= Lake Chad Basin Commission =

Intergovernmental organization overseeing the Lake Chad Basin

The Lake Chad Basin Commission (LCBC or CBLT in French) is an intergovernmental organization that oversees water and other natural resource usage in the basin. There are eight member governments—i.e., Cameroon, Chad, Niger, Nigeria, Algeria, the Central African Republic, Libya, and Sudan—chosen for their proximity to Lake Chad.

The organization's secretariat is located in N'Djamena, Chad. The LCBC is Africa's oldest river or lake-basin organization. In its founding document (the Convention and Statutes relating to the Development of the Chad Basin) the parties commit themselves to a shared use of the basin's natural resources. It is a member of the International Network of Basin Organizations (INBO).

==History==

The Lake Chad Basin Commission was created in 1964 by the four countries bordering Lake Chad: Cameroon, Chad, Niger and Nigeria. The Republic of Central Africa joined the organization in 1996, Libya was admitted in 2008. Observer status is held by Sudan, Egypt, the Republic of Congo and the Democratic Republic of Congo. The aims of the commission are to regulate and control the use of water and other natural resources in the basin and to initiate, promote, and coordinate natural resource development projects and research.

==Membership and funding==

Hydrologically, the Chad Basin (not all of which feeds Lake Chad) includes eight countries, which, in descending area of land, included are: Chad, Niger, the Central African Republic, Nigeria, Sudan, Algeria, and Libya.

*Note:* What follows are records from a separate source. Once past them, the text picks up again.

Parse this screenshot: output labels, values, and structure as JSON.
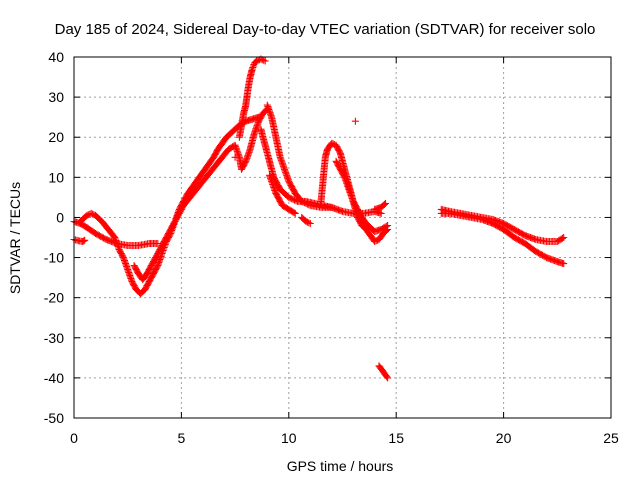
{
  "chart_data": {
    "type": "scatter",
    "title": "Day 185 of 2024, Sidereal Day-to-day VTEC variation (SDTVAR) for receiver solo",
    "xlabel": "GPS time / hours",
    "ylabel": "SDTVAR / TECUs",
    "xlim": [
      0,
      25
    ],
    "ylim": [
      -50,
      40
    ],
    "xticks": [
      0,
      5,
      10,
      15,
      20,
      25
    ],
    "yticks": [
      -50,
      -40,
      -30,
      -20,
      -10,
      0,
      10,
      20,
      30,
      40
    ],
    "grid": true,
    "marker": "+",
    "series": [
      {
        "name": "SDTVAR",
        "color": "#ff0000",
        "segments": [
          [
            [
              0.0,
              -5.5
            ],
            [
              0.2,
              -5.8
            ],
            [
              0.4,
              -6.0
            ],
            [
              0.5,
              -5.7
            ]
          ],
          [
            [
              0.0,
              -1.0
            ],
            [
              0.3,
              -1.5
            ],
            [
              0.6,
              -2.5
            ],
            [
              1.0,
              -4.0
            ],
            [
              1.5,
              -5.5
            ],
            [
              2.0,
              -6.5
            ],
            [
              2.5,
              -7.0
            ],
            [
              3.0,
              -7.0
            ],
            [
              3.5,
              -6.5
            ],
            [
              3.9,
              -6.5
            ]
          ],
          [
            [
              0.3,
              -1.0
            ],
            [
              0.6,
              0.5
            ],
            [
              0.8,
              1.0
            ],
            [
              1.0,
              0.5
            ],
            [
              1.3,
              -1.0
            ],
            [
              1.6,
              -3.0
            ],
            [
              1.9,
              -5.0
            ],
            [
              2.1,
              -8.0
            ],
            [
              2.3,
              -10.0
            ],
            [
              2.5,
              -13.0
            ],
            [
              2.7,
              -16.0
            ],
            [
              2.9,
              -18.0
            ],
            [
              3.1,
              -19.0
            ],
            [
              3.3,
              -18.0
            ],
            [
              3.5,
              -16.0
            ],
            [
              3.7,
              -14.0
            ],
            [
              3.9,
              -12.0
            ],
            [
              4.1,
              -9.0
            ],
            [
              4.3,
              -6.0
            ],
            [
              4.5,
              -4.0
            ],
            [
              4.7,
              -1.0
            ],
            [
              4.9,
              2.0
            ],
            [
              5.1,
              4.0
            ],
            [
              5.3,
              6.0
            ],
            [
              5.5,
              7.5
            ],
            [
              5.7,
              9.0
            ],
            [
              5.9,
              10.5
            ],
            [
              6.1,
              12.0
            ],
            [
              6.3,
              13.5
            ],
            [
              6.5,
              15.0
            ],
            [
              6.7,
              17.0
            ],
            [
              6.9,
              18.5
            ],
            [
              7.1,
              20.0
            ],
            [
              7.3,
              21.0
            ],
            [
              7.5,
              22.0
            ],
            [
              7.7,
              23.0
            ],
            [
              8.0,
              24.0
            ],
            [
              8.3,
              24.5
            ],
            [
              8.6,
              25.0
            ]
          ],
          [
            [
              2.8,
              -12.0
            ],
            [
              3.0,
              -14.0
            ],
            [
              3.2,
              -15.5
            ],
            [
              3.4,
              -14.0
            ],
            [
              3.6,
              -12.0
            ],
            [
              3.8,
              -10.0
            ],
            [
              4.0,
              -8.0
            ],
            [
              4.2,
              -6.0
            ],
            [
              4.5,
              -3.0
            ],
            [
              4.8,
              0.0
            ],
            [
              5.1,
              3.0
            ],
            [
              5.4,
              5.0
            ],
            [
              5.7,
              7.0
            ],
            [
              6.0,
              9.0
            ],
            [
              6.3,
              11.0
            ],
            [
              6.6,
              13.0
            ],
            [
              6.9,
              15.0
            ],
            [
              7.2,
              17.0
            ],
            [
              7.5,
              18.0
            ],
            [
              7.7,
              15.0
            ],
            [
              7.8,
              12.0
            ],
            [
              8.0,
              14.0
            ],
            [
              8.2,
              17.0
            ],
            [
              8.4,
              21.0
            ],
            [
              8.6,
              24.0
            ],
            [
              8.8,
              26.0
            ],
            [
              9.0,
              27.0
            ]
          ],
          [
            [
              7.7,
              20.0
            ],
            [
              7.8,
              23.0
            ],
            [
              7.9,
              26.0
            ],
            [
              8.0,
              28.0
            ],
            [
              8.1,
              32.0
            ],
            [
              8.2,
              35.0
            ],
            [
              8.3,
              37.0
            ],
            [
              8.4,
              38.5
            ],
            [
              8.5,
              39.0
            ],
            [
              8.7,
              39.5
            ],
            [
              8.9,
              39.0
            ]
          ],
          [
            [
              9.0,
              28.0
            ],
            [
              9.2,
              25.0
            ],
            [
              9.4,
              20.0
            ],
            [
              9.6,
              15.0
            ],
            [
              9.8,
              12.0
            ],
            [
              10.0,
              9.0
            ],
            [
              10.3,
              6.0
            ],
            [
              10.6,
              4.0
            ],
            [
              11.0,
              3.0
            ],
            [
              11.5,
              2.5
            ],
            [
              12.0,
              2.5
            ]
          ],
          [
            [
              8.7,
              22.0
            ],
            [
              8.9,
              18.0
            ],
            [
              9.1,
              14.0
            ],
            [
              9.3,
              10.0
            ],
            [
              9.6,
              7.0
            ],
            [
              10.0,
              5.0
            ],
            [
              10.4,
              4.0
            ],
            [
              10.8,
              4.0
            ],
            [
              11.2,
              3.5
            ],
            [
              11.6,
              3.0
            ],
            [
              12.0,
              2.5
            ],
            [
              12.5,
              1.5
            ],
            [
              13.0,
              1.0
            ],
            [
              13.5,
              1.0
            ],
            [
              14.0,
              1.5
            ],
            [
              14.3,
              1.0
            ]
          ],
          [
            [
              9.1,
              10.5
            ],
            [
              9.4,
              6.0
            ],
            [
              9.7,
              3.0
            ],
            [
              10.0,
              2.0
            ],
            [
              10.3,
              1.0
            ]
          ],
          [
            [
              10.6,
              0.0
            ],
            [
              10.8,
              -1.0
            ],
            [
              11.0,
              -1.5
            ]
          ],
          [
            [
              11.5,
              4.0
            ],
            [
              11.7,
              15.0
            ],
            [
              11.8,
              17.0
            ],
            [
              12.0,
              18.5
            ],
            [
              12.2,
              18.0
            ],
            [
              12.4,
              16.0
            ],
            [
              12.6,
              12.0
            ],
            [
              12.8,
              8.0
            ],
            [
              13.0,
              4.0
            ],
            [
              13.2,
              0.0
            ],
            [
              13.4,
              -2.0
            ],
            [
              13.6,
              -3.0
            ],
            [
              13.8,
              -4.5
            ],
            [
              14.0,
              -6.0
            ],
            [
              14.2,
              -5.5
            ],
            [
              14.4,
              -4.0
            ],
            [
              14.6,
              -3.0
            ]
          ],
          [
            [
              12.2,
              14.0
            ],
            [
              12.4,
              12.0
            ],
            [
              12.6,
              10.0
            ],
            [
              12.8,
              7.0
            ],
            [
              13.0,
              4.0
            ],
            [
              13.2,
              2.0
            ],
            [
              13.4,
              0.0
            ],
            [
              13.6,
              -1.5
            ],
            [
              13.8,
              -2.5
            ],
            [
              14.0,
              -3.5
            ],
            [
              14.3,
              -3.0
            ],
            [
              14.6,
              -2.0
            ]
          ],
          [
            [
              14.0,
              2.0
            ],
            [
              14.3,
              2.5
            ],
            [
              14.5,
              3.5
            ]
          ],
          [
            [
              14.2,
              -37.0
            ],
            [
              14.4,
              -38.5
            ],
            [
              14.6,
              -40.0
            ]
          ],
          [
            [
              17.1,
              2.0
            ],
            [
              17.5,
              1.5
            ],
            [
              18.0,
              1.0
            ],
            [
              18.5,
              0.5
            ],
            [
              19.0,
              0.0
            ],
            [
              19.5,
              -0.5
            ],
            [
              20.0,
              -1.5
            ],
            [
              20.5,
              -3.0
            ],
            [
              21.0,
              -4.5
            ],
            [
              21.5,
              -5.5
            ],
            [
              22.0,
              -6.0
            ],
            [
              22.5,
              -6.0
            ],
            [
              22.8,
              -5.0
            ]
          ],
          [
            [
              17.1,
              1.0
            ],
            [
              17.5,
              1.0
            ],
            [
              18.0,
              0.5
            ],
            [
              18.5,
              0.0
            ],
            [
              19.0,
              -0.5
            ],
            [
              19.5,
              -1.5
            ],
            [
              20.0,
              -3.0
            ],
            [
              20.5,
              -5.0
            ],
            [
              21.0,
              -6.5
            ],
            [
              21.5,
              -8.5
            ],
            [
              22.0,
              -10.0
            ],
            [
              22.5,
              -11.0
            ],
            [
              22.8,
              -11.5
            ]
          ],
          [
            [
              7.5,
              15.0
            ]
          ],
          [
            [
              13.1,
              24.0
            ]
          ]
        ]
      }
    ]
  }
}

Cameroon, Niger, Nigeria and Chad (the four countries directly containing parts of Lake Chad and its wetlands) signed the Fort Lamy (today N'Djamena) Convention on May 22, 1964, which created the Lake Chad Basin Commission. The Central African Republic joined in 1996, and Libya joined in 2008. Sudan was admitted in July 2000, but has observer status because it has not ratified the founding convention. Algeria has not yet participated, but will eventually be interested in such in the future.

The other countries with observer status are Egypt—in the neighboring Nile Basin—and the Republic of Congo and the Democratic Republic of Congo which are fed by the Ubangi River being considered for diversion into Lake Chad.

The member countries fund the commission's $1 million annual budget based on an agreed-upon formula: Nigeria 52%, Cameroon 26%, Chad 11%, Niger 7%, the Central African Republic 4%.

==Activities==

The commission's Basin Committee for Strategic Planning (BCSP), coordinates local activities between the member states.

The LCBC controls the hydro-active regions in the Chad Basin, called the Conventional Basin. The initial Conventional Basin consisted of approximately 427,500 km^{2} of the total area of the Chad basin in 1964. The definition says it excluded the majority of the terminal depression consisting of desert that provides little or no effective hydrological contribution to the Conventional Basin. This was subsequently expanded to include additional watersheds in northern Nigeria, southern Chad, and northern Central African Republic, with a current total area of 967,000 km^{2}.

Some projects of the LCBC member countries are linked with the GEF program. In November 2002, the LCBC signed a Memorandum of Understanding with the Bureau of the Ramsar Convention on Wetlands. In July 2000, Lake Chad was declared a Transboundary Ramsar Site of International Importance). The aim is to create a network of national and regional conservation areas in the Chad Basin and to set up institutions dedicated to their sustainable management. In this connection the Chad Wetlands Initiative (CHADWET) was launched in June 2003, organized by the Ramsar Bureau and its Mediterranean Coordination Unit. With the support of MEDWET (Mediterranean Wetlands), the Mediterranean branch of the Ramsar Convention, and its Coordination Unit, CHADWET is set to be developed on the model of MEDWET, again in the framework of the GEF program. With a view to obtaining funding, there were plans to present the CHADWET to the Ramsar Conference in November 2005 as a Ramsar Regional Initiative.